A veces la Ciencia pega un sacudón y te deja mirando el techo. Esta vez vino de Stanford: un equipo de la Facultad de Medicina armó una inteligencia artificial llamada TranscriptFormer, la entrenó con datos de 112 millones de células de 12 especies distintas y le pidió lo que cualquier curioso le pediría: que mire qué hace cada célula, qué genes enciende y con quién se lleva bien. La pibita, porque no hay forma de no tratarla con cariño, salió con respuestas.

Células sanas, enfermas y hasta de otro planeta

Lo que hace la herramienta es bien concreto: lee la actividad genética de cada célula y la ubica en un mapa matemático común. Así puede medir cuánto se parecen dos células, aunque pertenezcan a organismos distintos. Eso ya sería un golazo, pero TranscriptFormer fue por más: distinguió células sanas de enfermas y se animó a clasificar tipos celulares en especies que nunca vio durante el entrenamiento. El árbitro acá es el ADN, y esta IA no le cobra penales a nadie.

  • Reunió información de 112 millones de células de 12 especies distintas, organizadas en atlas celulares.
  • Entrenó prediciendo valores de expresión génica faltantes, igual que los modelos de lenguaje completan palabras.
  • Ubicó a las células en un espacio matemático compartido para medir parecidos entre organismos diferentes.
  • Detectó similitudes entre los coanocitos de las esponjas y neuronas del gusano microscópico C. elegans y de una rana.
  • Cuestionó la identidad de las llamadas células neuroides de las esponjas, cuyo perfil genético se asemeja al de una glándula de rana, sugiriendo un rol digestivo.

La evidencia de que los nombres a veces engañan

Acá aparece lo jugoso, lo que a mí, como lector curioso, me hizo cerrar los ojos un segundo y volver a abrir.

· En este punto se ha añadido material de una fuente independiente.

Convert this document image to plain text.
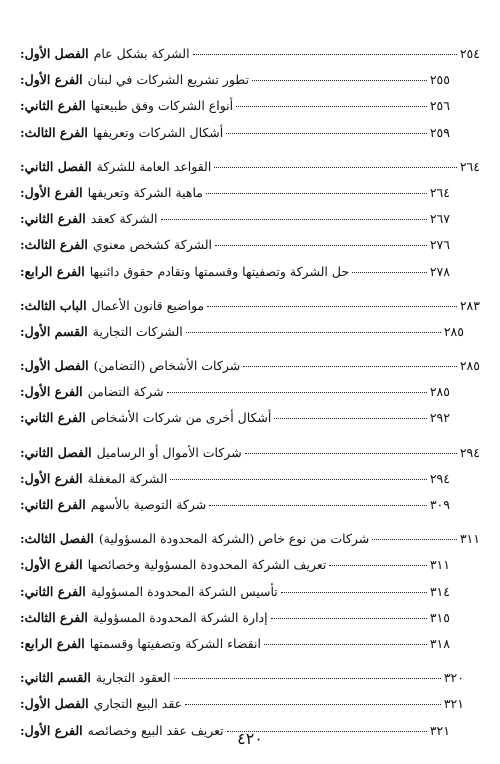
الفصل الأول: الشركة بشكل عام	٢٥٤
الفرع الأول: تطور تشريع الشركات في لبنان	٢٥٥
الفرع الثاني: أنواع الشركات وفق طبيعتها	٢٥٦
الفرع الثالث: أشكال الشركات وتعريفها	٢٥٩
الفصل الثاني: القواعد العامة للشركة	٢٦٤
الفرع الأول: ماهية الشركة وتعريفها	٢٦٤
الفرع الثاني: الشركة كعقد	٢٦٧
الفرع الثالث: الشركة كشخص معنوي	٢٧٦
الفرع الرابع: حل الشركة وتصفيتها وقسمتها وتقادم حقوق دائنيها	٢٧٨
الباب الثالث: مواضيع قانون الأعمال	٢٨٣
القسم الأول: الشركات التجارية	٢٨٥
الفصل الأول: شركات الأشخاص (التضامن)	٢٨٥
الفرع الأول: شركة التضامن	٢٨٥
الفرع الثاني: أشكال أخرى من شركات الأشخاص	٢٩٢
الفصل الثاني: شركات الأموال أو الرساميل	٢٩٤
الفرع الأول: الشركة المغفلة	٢٩٤
الفرع الثاني: شركة التوصية بالأسهم	٣٠٩
الفصل الثالث: شركات من نوع خاص (الشركة المحدودة المسؤولية)	٣١١
الفرع الأول: تعريف الشركة المحدودة المسؤولية وخصائصها	٣١١
الفرع الثاني: تأسيس الشركة المحدودة المسؤولية	٣١٤
الفرع الثالث: إدارة الشركة المحدودة المسؤولية	٣١٥
الفرع الرابع: انقضاء الشركة وتصفيتها وقسمتها	٣١٨
القسم الثاني: العقود التجارية	٣٢٠
الفصل الأول: عقد البيع التجاري	٣٢١
الفرع الأول: تعريف عقد البيع وخصائصه	٣٢١
٤٢٠
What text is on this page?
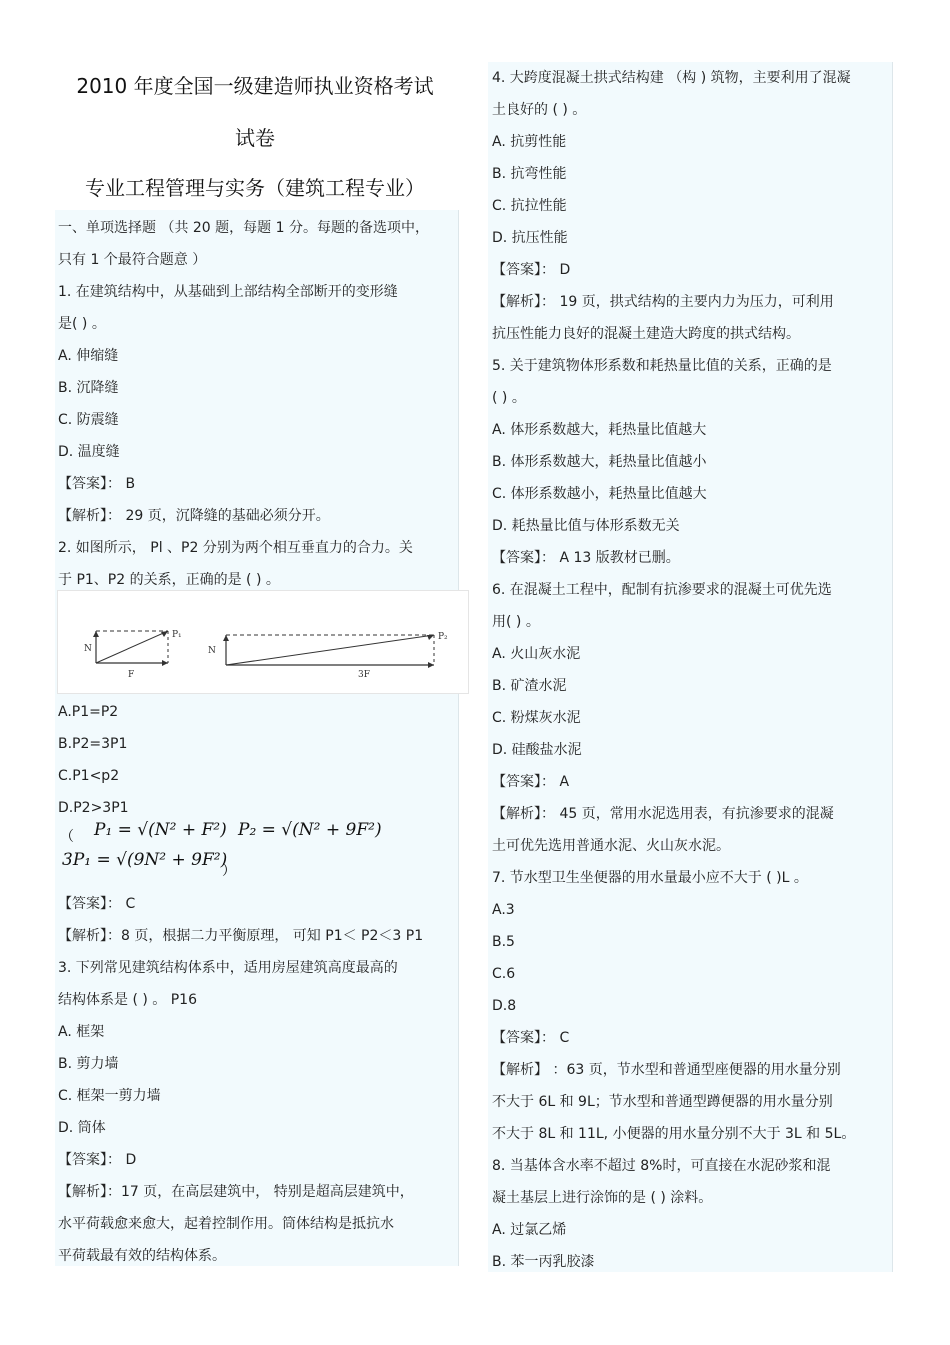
2010 年度全国一级建造师执业资格考试
试卷
专业工程管理与实务（建筑工程专业）
一、单项选择题 （共 20 题，每题 1 分。每题的备选项中，
只有 1 个最符合题意 ）
1. 在建筑结构中，从基础到上部结构全部断开的变形缝
是( ) 。
A. 伸缩缝
B. 沉降缝
C. 防震缝
D. 温度缝
【答案】： B
【解析】： 29 页，沉降缝的基础必须分开。
2. 如图所示， Pl 、P2 分别为两个相互垂直力的合力。关
于 P1、P2 的关系，正确的是 ( ) 。
N
F
P₁
N
3F
P₂
A.P1=P2
B.P2=3P1
C.P1<p2
D.P2>3P1
（ P₁ = √(N² + F²) P₂ = √(N² + 9F²)
3P₁ = √(9N² + 9F²)
）
【答案】： C
【解析】：8 页，根据二力平衡原理， 可知 P1＜ P2＜3 P1
3. 下列常见建筑结构体系中，适用房屋建筑高度最高的
结构体系是 ( ) 。 P16
A. 框架
B. 剪力墙
C. 框架一剪力墙
D. 筒体
【答案】： D
【解析】：17 页，在高层建筑中， 特别是超高层建筑中，
水平荷载愈来愈大，起着控制作用。筒体结构是抵抗水
平荷载最有效的结构体系。
4. 大跨度混凝土拱式结构建 （构 ) 筑物，主要利用了混凝
土良好的 ( ) 。
A. 抗剪性能
B. 抗弯性能
C. 抗拉性能
D. 抗压性能
【答案】： D
【解析】： 19 页，拱式结构的主要内力为压力，可利用
抗压性能力良好的混凝土建造大跨度的拱式结构。
5. 关于建筑物体形系数和耗热量比值的关系，正确的是
( ) 。
A. 体形系数越大，耗热量比值越大
B. 体形系数越大，耗热量比值越小
C. 体形系数越小，耗热量比值越大
D. 耗热量比值与体形系数无关
【答案】： A 13 版教材已删。
6. 在混凝土工程中，配制有抗渗要求的混凝土可优先选
用( ) 。
A. 火山灰水泥
B. 矿渣水泥
C. 粉煤灰水泥
D. 硅酸盐水泥
【答案】： A
【解析】： 45 页，常用水泥选用表，有抗渗要求的混凝
土可优先选用普通水泥、火山灰水泥。
7. 节水型卫生坐便器的用水量最小应不大于 ( )L 。
A.3
B.5
C.6
D.8
【答案】： C
【解析】 ：63 页，节水型和普通型座便器的用水量分别
不大于 6L 和 9L；节水型和普通型蹲便器的用水量分别
不大于 8L 和 11L, 小便器的用水量分别不大于 3L 和 5L。
8. 当基体含水率不超过 8%时，可直接在水泥砂浆和混
凝土基层上进行涂饰的是 ( ) 涂料。
A. 过氯乙烯
B. 苯一丙乳胶漆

Durante años, ciertas células de las esponjas fueron bautizadas como neuroides por varios de sus rasgos. Suena lógico: esponja es uno de los animales más simples que existen y uno sospecha que algo parecido a una neurona debe andar por ahí. Pero TranscriptFormer miró los genes que esas células activan y dijo otra cosa: su firma genética se parece más a la de una glándula de rana. O sea, muchachos, el nido estaba equivocado. Lo que parecían neuronas en realidad podría estar trabajando en la digestión. La ironía de la vida: a veces el que parece inteligente termina siendo el estómago del grupo.

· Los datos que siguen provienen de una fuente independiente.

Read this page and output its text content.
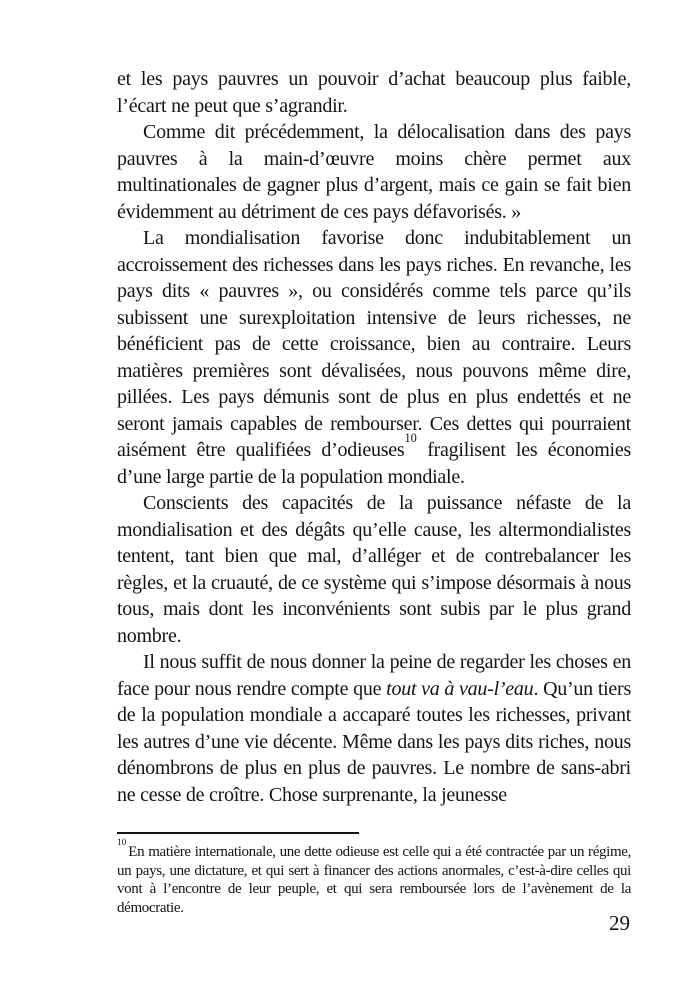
et les pays pauvres un pouvoir d’achat beaucoup plus faible, l’écart ne peut que s’agrandir.

Comme dit précédemment, la délocalisation dans des pays pauvres à la main-d’œuvre moins chère permet aux multinationales de gagner plus d’argent, mais ce gain se fait bien évidemment au détriment de ces pays défavorisés. »

La mondialisation favorise donc indubitablement un accroissement des richesses dans les pays riches. En revanche, les pays dits « pauvres », ou considérés comme tels parce qu’ils subissent une surexploitation intensive de leurs richesses, ne bénéficient pas de cette croissance, bien au contraire. Leurs matières premières sont dévalisées, nous pouvons même dire, pillées. Les pays démunis sont de plus en plus endettés et ne seront jamais capables de rembourser. Ces dettes qui pourraient aisément être qualifiées d’odieuses$^{10}$ fragilisent les économies d’une large partie de la population mondiale.

Conscients des capacités de la puissance néfaste de la mondialisation et des dégâts qu’elle cause, les altermondialistes tentent, tant bien que mal, d’alléger et de contrebalancer les règles, et la cruauté, de ce système qui s’impose désormais à nous tous, mais dont les inconvénients sont subis par le plus grand nombre.

Il nous suffit de nous donner la peine de regarder les choses en face pour nous rendre compte que tout va à vau-l’eau. Qu’un tiers de la population mondiale a accaparé toutes les richesses, privant les autres d’une vie décente. Même dans les pays dits riches, nous dénombrons de plus en plus de pauvres. Le nombre de sans-abri ne cesse de croître. Chose surprenante, la jeunesse

$^{10}$En matière internationale, une dette odieuse est celle qui a été contractée par un régime, un pays, une dictature, et qui sert à financer des actions anormales, c’est-à-dire celles qui vont à l’encontre de leur peuple, et qui sera remboursée lors de l’avènement de la démocratie.

29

La moraleja, si me banco dar una, es simple: compartir genes no significa compartir función. Una célula beta del páncreas y un linfocito B pueden tener instrucciones parecidas en el cajón, pero la primera fabrica insulina y el segundo produce anticuerpos. Por eso mirar qué genes están encendidos, y no solo cuáles están presentes, es la clave para entender qué hace cada célula en el cuerpo.

Lo que viene, según cuentan los propios investigadores, es todavía más tentador: la posibilidad de proyectar características de células funcionales que todavía no existen, un paso enorme si algún día se piensa en diseñar células a medida para terapias. Hoy eso suena a ciencia ficción, pero también sonaba a ficción que una IA aprendiera a leer la vida comparando 112 millones de historias distintas. La cancha, para variar, se agrandó.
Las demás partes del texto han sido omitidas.